Although the approach differs from that of Baker McKenzie, this logic and strategy can also work. Last year, Clifford Chance advised Thai oil exploration company, PTT Exploration and Production Public Company Limited, on the issuance of $500 million of 2.587% senior notes due 2027. was conducted by its partners in London and Singapore. The previous year, he had advised Tyson on its acquisition of the Thai and European food businesses of Brazilian food processing company BRF. The purchase included four production facilities in Thailand.

A handful of foreign companies continue to operate in Bangkok, but with much smaller offices. DLA Piper has six partners, half of whom are litigation attorneys; Norton Rose Fulbright has nine lawyers there; Herbert Smith Freehills has nine; Watson Farley & Williams has six; and Hunton Andrews Kurth has 21. Most of their lawyers focus heavily on advising on energy and infrastructure projects.

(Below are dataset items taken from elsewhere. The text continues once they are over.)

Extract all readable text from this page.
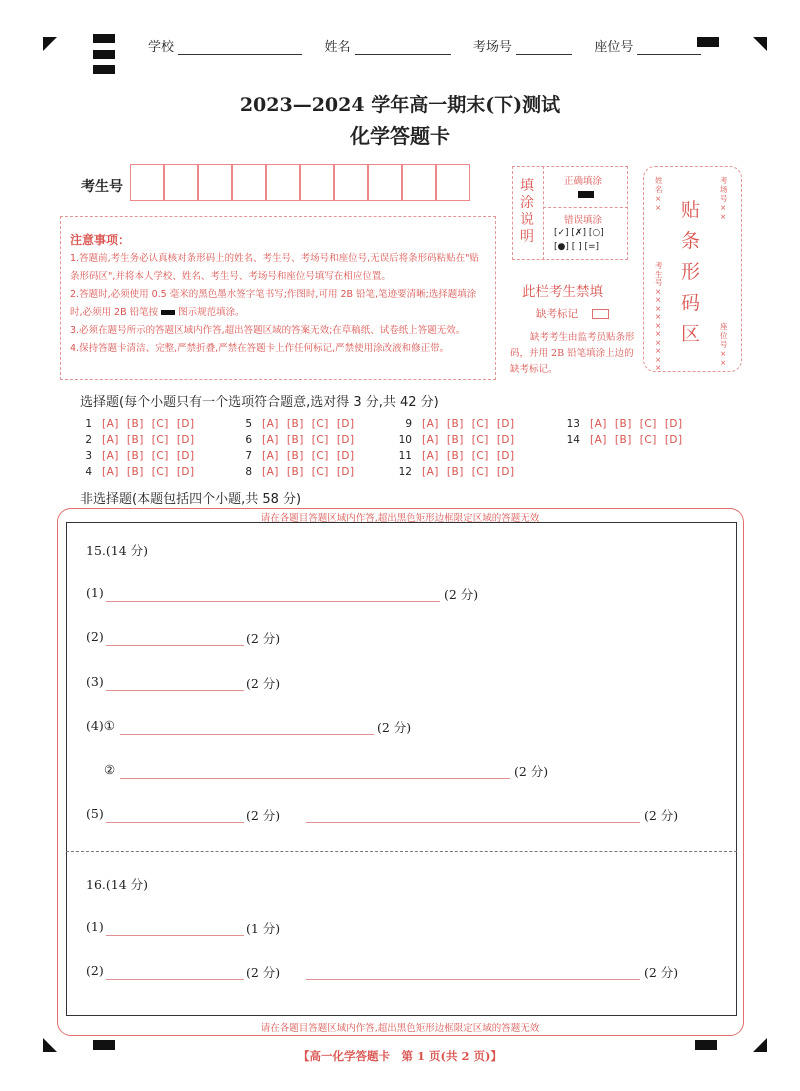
学校	姓名	考场号	座位号
2023—2024 学年高一期末(下)测试
化学答题卡
考生号	填涂说明
正确填涂
错误填涂
[✓] [✗] [○]
[●] [ ] [=]
贴条形码区
姓名××
考生号××××××××××
考场号××
座位号××
此栏考生禁填
缺考标记
缺考考生由监考员贴条形码，并用 2B 铅笔填涂上边的缺考标记。
注意事项：
1.答题前,考生务必认真核对条形码上的姓名、考生号、考场号和座位号,无误后将条形码粘贴在"贴条形码区",并将本人学校、姓名、考生号、考场号和座位号填写在相应位置。
2.答题时,必须使用 0.5 毫米的黑色墨水签字笔书写;作图时,可用 2B 铅笔,笔迹要清晰;选择题填涂时,必须用 2B 铅笔按 图示规范填涂。
3.必须在题号所示的答题区域内作答,超出答题区域的答案无效;在草稿纸、试卷纸上答题无效。
4.保持答题卡清洁、完整,严禁折叠,严禁在答题卡上作任何标记,严禁使用涂改液和修正带。
选择题(每个小题只有一个选项符合题意,选对得 3 分,共 42 分)
1 [A] [B] [C] [D]
2 [A] [B] [C] [D]
3 [A] [B] [C] [D]
4 [A] [B] [C] [D]
5 [A] [B] [C] [D]
6 [A] [B] [C] [D]
7 [A] [B] [C] [D]
8 [A] [B] [C] [D]
9 [A] [B] [C] [D]
10 [A] [B] [C] [D]
11 [A] [B] [C] [D]
12 [A] [B] [C] [D]
13 [A] [B] [C] [D]
14 [A] [B] [C] [D]
非选择题(本题包括四个小题,共 58 分)
请在各题目答题区域内作答,超出黑色矩形边框限定区域的答题无效
请在各题目答题区域内作答,超出黑色矩形边框限定区域的答题无效
15.(14 分)
(1)	(2 分)
(2)	(2 分)
(3)	(2 分)
(4)①	(2 分)
②	(2 分)
(5)	(2 分)	(2 分)
16.(14 分)
(1)	(1 分)
(2)	(2 分)	(2 分)
【高一化学答题卡　第 1 页(共 2 页)】
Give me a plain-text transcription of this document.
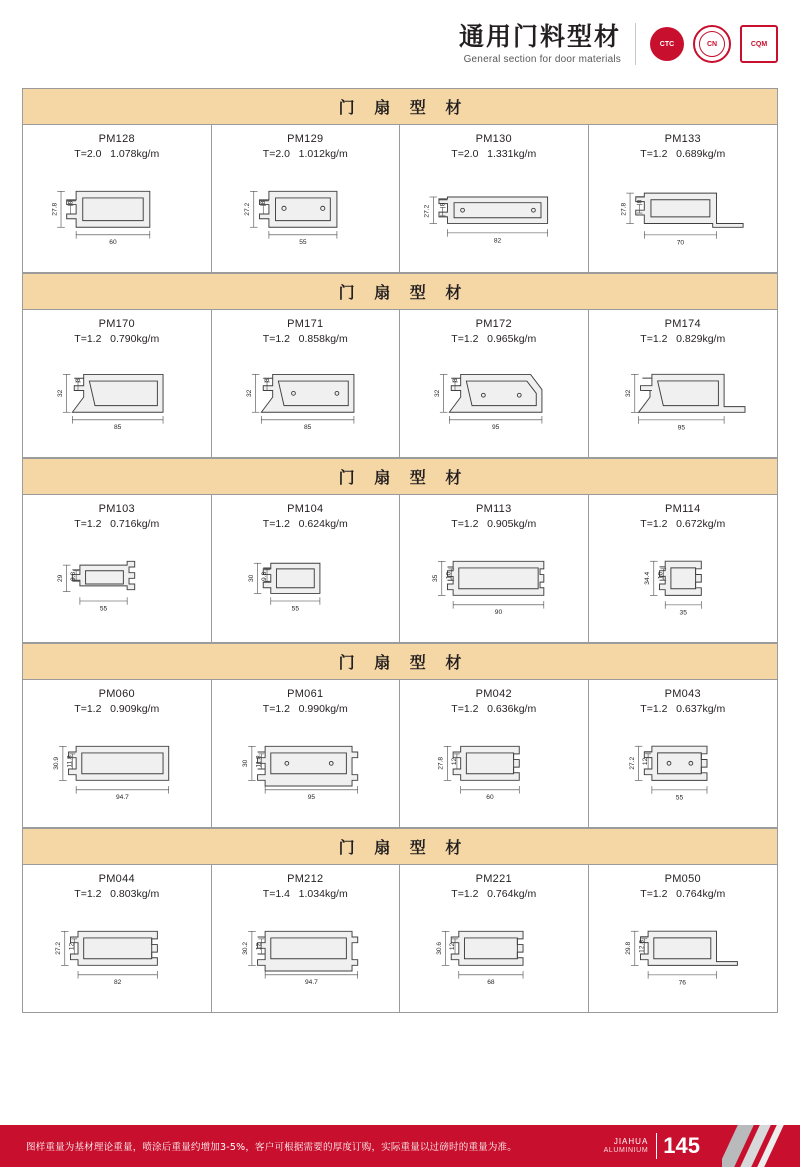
通用门料型材
General section for door materials
CTC	CN	CQM
门 扇 型 材
PM128
T=2.0   1.078kg/m
60
27.8
8
PM129
T=2.0   1.012kg/m
55
27.2
8
PM130
T=2.0   1.331kg/m
82
27.2
8
PM133
T=1.2   0.689kg/m
70
27.8
8
门 扇 型 材
PM170
T=1.2   0.790kg/m
85
32
8
PM171
T=1.2   0.858kg/m
85
32
8
PM172
T=1.2   0.965kg/m
95
32
8
PM174
T=1.2   0.829kg/m
95
32
门 扇 型 材
PM103
T=1.2   0.716kg/m
55
29 9.8
PM104
T=1.2   0.624kg/m
55
30 9.8
PM113
T=1.2   0.905kg/m
90
35 10
PM114
T=1.2   0.672kg/m
35
34.4 10
门 扇 型 材
PM060
T=1.2   0.909kg/m
94.7
30.9 11.8
PM061
T=1.2   0.990kg/m
95
30 11.8
PM042
T=1.2   0.636kg/m
60
27.8 12
PM043
T=1.2   0.637kg/m
55
27.2 12
门 扇 型 材
PM044
T=1.2   0.803kg/m
82
27.2 12
PM212
T=1.4   1.034kg/m
94.7
30.2 12
PM221
T=1.2   0.764kg/m
68
30.6 12
PM050
T=1.2   0.764kg/m
76
29.8 12.8
图样重量为基材理论重量，喷涂后重量约增加3-5%，客户可根据需要的厚度订购，实际重量以过磅时的重量为准。
JIAHUA
ALUMINIUM 145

Certainly, large international companies with a fairly balanced percentage of local and international partners also compete with some of the largest national Thai companies. Some of the smaller players, Bukhamana says, struggled to weather the impact of the pandemic and closed.

The strongest national players are Tilleke & Gibbins, Blumenthal Richter & Sumet, Weerawong, Chinnavat & Partners, Kudun & Partners and Chandler MHM.

But the competition is fierce, says Jessada Sawatdipong, co-managing partner of Chandler MHM, especially as companies, including foreign advisers, drive down fees to win work. To give itself an edge, former Thai firm Chandler & Thong-ek Law Offices merged with Japanese firm Big Four Mori Hamada & Matsumoto in 2017.

The combination proved successful, Sawatdipong said. Not only has the company gained a stronger brand, but it is now also on the radar of customers looking to do business where Mori Hamada has offices outside of Thailand. About 70% of its foreign customers are Japanese, and the remaining 30% are split between Europe, the United States and the rest of Asia.

The flow of Japanese investment into Thailand, particularly in real estate, is notable. Technology, banking and the automotive industry are key sectors for Japanese customers, Sawatdipong said.

In 2019, another Japanese Big Four firm, Nishimura & Asahi, followed Mori Hamada and also acquired a Thai firm: SCL Group. The other two of the Big Four, Nagashima Ohno & Tsunematsu and Anderson Mori & Tomotsune, also have local offices in Bangkok, although neither has acquired local practices.

Other Asian companies have also taken calculated action. Singaporean firm Rajah & Tann launched its Thai IP practice last year with the hiring of Nuttaphol Arammuang, who joined ZICO IP, where he was managing partner. In 2020, accounting giant KPMG also launched a legal services arm in Thailand.